Colfax called the meeting in response to constituent requests.

The water bag and cell tower issues took up most of the afternoon meeting. The nuts and bolts meeting took place in the morning, with a luncheon, and local appellants to the Coastal Commission were excluded. They were able to bring up some concerns briefly at the afternoon meeting: construction in wetlands, tree removal, and North Coast items set for Coastal Commission hearings in Southern California.

Also at the Stanford Inn meeting, Gualala attorney Doug Hammerstrom asked if the water could be appropriated locally. He also asked why the Albion and Gualala were selected, and whether other rivers have gone through some process that declares their water fully appropriated.

That question was not answered Friday, but on Tuesday Kerry Williams of the Sotoyome Resource Conservation District told the Gualala River Watershed Council Steering Committee that the process is called adjudication; only two streams in California have had their water adjudicated as fully appropriated. [Note: it appears that one of these two is Robinson Creek near Ukiah, not to be confused with Robinson Gulch in Gualala or Robinson Creek in the Gualala River drainage. Do not know what the other adjudicated stream is, but it is not the Gualala or Albion river. JAV]
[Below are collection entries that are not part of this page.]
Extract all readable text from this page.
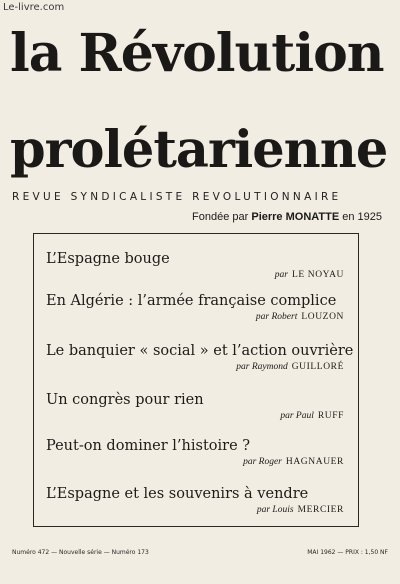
Le-livre.com
la Révolution
prolétarienne
REVUE SYNDICALISTE REVOLUTIONNAIRE
Fondée par Pierre MONATTE en 1925
L’Espagne bouge
par LE NOYAU
En Algérie : l’armée française complice
par Robert LOUZON
Le banquier « social » et l’action ouvrière
par Raymond GUILLORÉ
Un congrès pour rien
par Paul RUFF
Peut-on dominer l’histoire ?
par Roger HAGNAUER
L’Espagne et les souvenirs à vendre
par Louis MERCIER
Numéro 472 — Nouvelle série — Numéro 173	MAI 1962 — PRIX : 1,50 NF
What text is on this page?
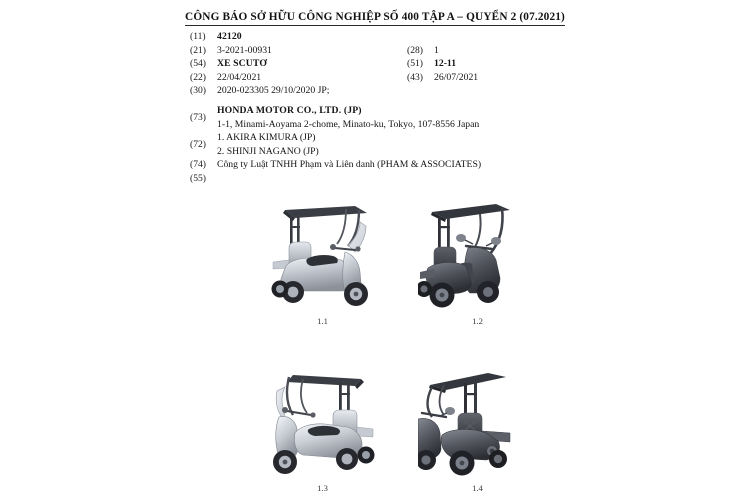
CÔNG BÁO SỞ HỮU CÔNG NGHIỆP SỐ 400 TẬP A – QUYỂN 2 (07.2021)
(11)	42120
(21)	3-2021-00931	(28)	1
(54)	XE SCUTƠ	(51)	12-11
(22)	22/04/2021	(43)	26/07/2021
(30)	2020-023305 29/10/2020 JP;
(73)
HONDA MOTOR CO., LTD. (JP)
1-1, Minami-Aoyama 2-chome, Minato-ku, Tokyo, 107-8556 Japan
(72)
1. AKIRA KIMURA (JP)
2. SHINJI NAGANO (JP)
(74)	Công ty Luật TNHH Phạm và Liên danh (PHAM & ASSOCIATES)
(55)
1.1	1.2
1.3	1.4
Coastal Commissioner Woolley, who is a Humboldt County Supervisor from Arcata, said that someone was looking at the Mad River for possible water bag exports, but their proposal “disappeared.” That river was serving two huge pulp mills that used as much water a day as 50,000 people use in a month, which closed, he said, “so we are looking for users of that water.”

Tuesday evening, the Gualala River Watershed Council opened a half hour to public comment at their meeting.

Koogle said the worst thing that could happen to a watershed group would be to lose control of the river to multinational corporations.

Another man said this water could be subject to requisition for military installations in Southern California.

Timothy Osmer advised people to write to Assembly Member Virginia Strom-Martin, who has pledged to fight the water exports. He and Koogle asked Henry Alden of Gualala Redwoods Inc. whether he had talked with Davidge and what the GRI position is. Alden said he had not talked with Davidge and that GRI had no position on the issue.

Wayne Harris said this proposal could be the first step toward offshore oil drilling, because it would severely damage the scenic quality of the area, which is a large part of the protection from oil extraction.

Roger Dingman said the trenching in the river would effectively stop restoration projects. Chris Poehlmann asked the GRWC to orient its estuary study to address the concerns from this project.

Supervisorial candidate David Severn was concerned that the state could be sued under NAFTA for not allowing the water bag project.

Craig Bell said the public needs to be made aware that the proposed intake points for the water are more than a mile upstream. The river needs peak flows to move sediment out and keep the river bar open. The project will need large holding ponds.

Another speaker was concerned about the security measures that Davidge may use to protect the waterbags.